I won’t bore you with clichés about your greatest asset going home at night. But I will tell you some keys to keeping good people in your employ for many years. Here are my thoughts:
- Talk to them. Call them, text them, go by and see them. Have lunch with them. Show an interest in them and that in and of itself will go a very long way to generating loyalty. People want to see and talk to their boss or they start worrying. And you don’t want that!
- Pay them decently. It doesn’t have to be more than they can get anywhere else because that is only part of what they work for. But it needs to be decent. And until they get old like me they want to keep making progress in the “pay” department. Raises are crucial, even if they’re not that big. This, of course, means you have to run a good business, i.e., one that makes a profit, or you won’t be able to pay your people well.
- Don’t hassle them with too much red tape and bureaucracy. This means you can’t make people turn in their pencil stubs to get new ones; you can’t have too many layers of approval to buy minor things; and you can’t have too many hurdles to request vacation time. You know if you are doing this and that it turns people off. If so, stop! The benefits you receive are generally much less than the cost in terms of demotivation and turnover.
- Be a person of integrity.
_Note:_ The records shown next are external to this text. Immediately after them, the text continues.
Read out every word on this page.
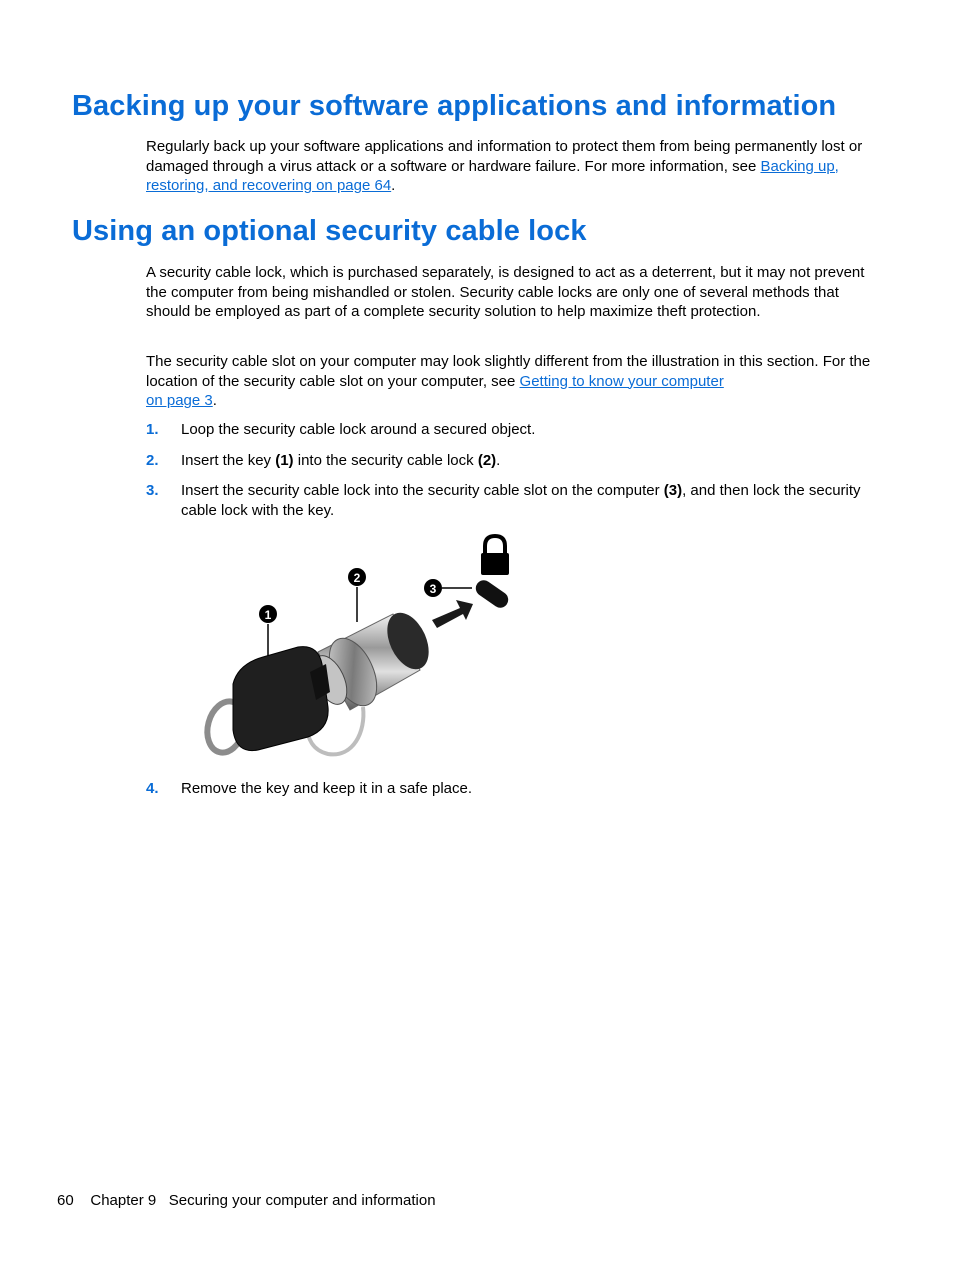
Backing up your software applications and information

Regularly back up your software applications and information to protect them from being permanently lost or damaged through a virus attack or a software or hardware failure. For more information, see Backing up, restoring, and recovering on page 64.

Using an optional security cable lock

A security cable lock, which is purchased separately, is designed to act as a deterrent, but it may not prevent the computer from being mishandled or stolen. Security cable locks are only one of several methods that should be employed as part of a complete security solution to help maximize theft protection.

The security cable slot on your computer may look slightly different from the illustration in this section. For the location of the security cable slot on your computer, see Getting to know your computer
on page 3.

1. Loop the security cable lock around a secured object.
2. Insert the key (1) into the security cable lock (2).
3. Insert the security cable lock into the security cable slot on the computer (3), and then lock the security cable lock with the key.
1
2
3
4. Remove the key and keep it in a safe place.
60 Chapter 9 Securing your computer and information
Keep your promises. Don’t lie, cheat, or steal (from anyone). If you do? No one with any character will want to keep working for you. Pretty simple idea but important!
- Promote from within when possible. Obviously, it isn’t always possible. But it may be better for you to stretch your position criteria at times so you can move someone up versus going outside for someone who is unproven (in your firm). If you routinely look outside the firm as your first option, your employees could start thinking you don’t care much about them. This almost always creates problems and you can lose some good people because of it.